Desde 2010 o ministro Guido Mantega vem defendendo a mudança do dólar como padrão moeda da economia mundial. Recentemente, segundo alguns analistas em função da crise da Ucrânia, essa ideia tem ganhado força entre Rússia, China, Brasil e África do Sul (os BRICS) sob o discurso do comércio entre estes países passar a ser feito em moeda nacional (Yuan, Rublo ou Reais). Mas exatamente o que é isso e quais as implicações disso para o mundo?

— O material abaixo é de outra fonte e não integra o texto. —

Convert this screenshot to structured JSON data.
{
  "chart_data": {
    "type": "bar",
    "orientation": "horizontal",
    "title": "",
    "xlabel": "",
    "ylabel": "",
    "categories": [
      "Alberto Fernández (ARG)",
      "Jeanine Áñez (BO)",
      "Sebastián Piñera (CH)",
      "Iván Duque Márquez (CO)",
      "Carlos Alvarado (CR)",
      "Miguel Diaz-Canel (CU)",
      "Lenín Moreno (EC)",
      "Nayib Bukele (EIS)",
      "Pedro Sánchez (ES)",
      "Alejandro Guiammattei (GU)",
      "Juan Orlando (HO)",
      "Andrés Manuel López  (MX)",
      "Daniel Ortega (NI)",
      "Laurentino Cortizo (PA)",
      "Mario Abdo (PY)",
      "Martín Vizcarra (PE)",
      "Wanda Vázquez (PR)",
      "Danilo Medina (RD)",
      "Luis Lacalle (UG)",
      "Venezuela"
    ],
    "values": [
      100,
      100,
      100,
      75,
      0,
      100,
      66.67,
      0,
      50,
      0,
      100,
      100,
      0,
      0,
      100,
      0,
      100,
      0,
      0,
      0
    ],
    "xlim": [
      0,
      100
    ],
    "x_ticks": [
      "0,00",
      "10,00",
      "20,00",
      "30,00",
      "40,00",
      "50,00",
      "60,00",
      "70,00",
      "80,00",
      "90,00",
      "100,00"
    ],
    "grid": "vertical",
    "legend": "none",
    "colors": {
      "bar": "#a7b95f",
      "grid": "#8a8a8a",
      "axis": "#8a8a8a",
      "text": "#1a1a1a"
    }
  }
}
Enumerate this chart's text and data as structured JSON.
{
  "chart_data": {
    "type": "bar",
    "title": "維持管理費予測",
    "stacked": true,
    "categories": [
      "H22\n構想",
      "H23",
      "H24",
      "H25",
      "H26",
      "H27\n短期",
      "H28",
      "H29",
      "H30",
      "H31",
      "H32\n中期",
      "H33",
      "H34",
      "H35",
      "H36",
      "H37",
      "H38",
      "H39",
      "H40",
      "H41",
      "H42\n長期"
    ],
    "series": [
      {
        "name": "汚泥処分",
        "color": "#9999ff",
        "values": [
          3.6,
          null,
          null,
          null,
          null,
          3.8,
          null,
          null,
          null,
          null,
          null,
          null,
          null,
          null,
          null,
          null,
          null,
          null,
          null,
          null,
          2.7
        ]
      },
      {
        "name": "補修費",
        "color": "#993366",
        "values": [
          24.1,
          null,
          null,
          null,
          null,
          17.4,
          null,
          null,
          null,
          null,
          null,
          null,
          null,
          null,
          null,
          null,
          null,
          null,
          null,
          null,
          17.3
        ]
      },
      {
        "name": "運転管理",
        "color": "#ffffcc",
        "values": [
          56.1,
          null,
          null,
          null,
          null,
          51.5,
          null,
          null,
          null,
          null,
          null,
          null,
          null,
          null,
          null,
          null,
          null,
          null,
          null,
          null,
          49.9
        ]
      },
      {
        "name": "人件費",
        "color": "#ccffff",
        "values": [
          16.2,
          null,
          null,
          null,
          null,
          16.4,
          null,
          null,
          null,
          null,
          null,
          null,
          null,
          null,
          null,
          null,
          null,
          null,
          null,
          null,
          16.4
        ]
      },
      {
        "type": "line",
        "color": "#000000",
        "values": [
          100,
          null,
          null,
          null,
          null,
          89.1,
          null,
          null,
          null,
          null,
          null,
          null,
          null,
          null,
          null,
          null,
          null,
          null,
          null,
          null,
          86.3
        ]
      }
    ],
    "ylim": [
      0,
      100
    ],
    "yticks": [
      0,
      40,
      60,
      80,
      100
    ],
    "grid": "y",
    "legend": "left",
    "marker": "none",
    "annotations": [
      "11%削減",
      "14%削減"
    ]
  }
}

A história começa um pouco mais lá atrás, ainda no final da Segunda Guerra Mundial (1939-1945) quando os EUA saíram definitivamente da condição de potência regional para superpotência, em especial pelo fato de terem sido os credores do mundo europeu em guerra e praticamente não terem sofrido destruição física no seu território. Enquanto a Europa sai da guerra devastada física e economicamente, os EUA se tornam o país com mais dinheiro a receber. A consolidação disso se dá com a adoção do chamado “Sistema de Bretton Woods” que nada mais era do que uma série de acordos e instituições internacionais (FMI, GATT, etc.) que tinham por função gerir a economia mundial, de forma mais ou menos padronizada e centralizada. Não sem alguma resistência, o dólar passa a figurar como moeda de referência em termos mundiais, sendo escolhida para aparecer em contratos comerciais privados ou estatais. Em princípio, vigorava a ideia do padrão-ouro, ou seja, todo o dinheiro que um país teria em forma de moeda deveria corresponder à quantidade de ouro que esse país possuía como “lastro”. É bem verdade que existiam cálculos e ajustes em função das pressões de mercado, mas em resumo o lastro-ouro era bem palpável.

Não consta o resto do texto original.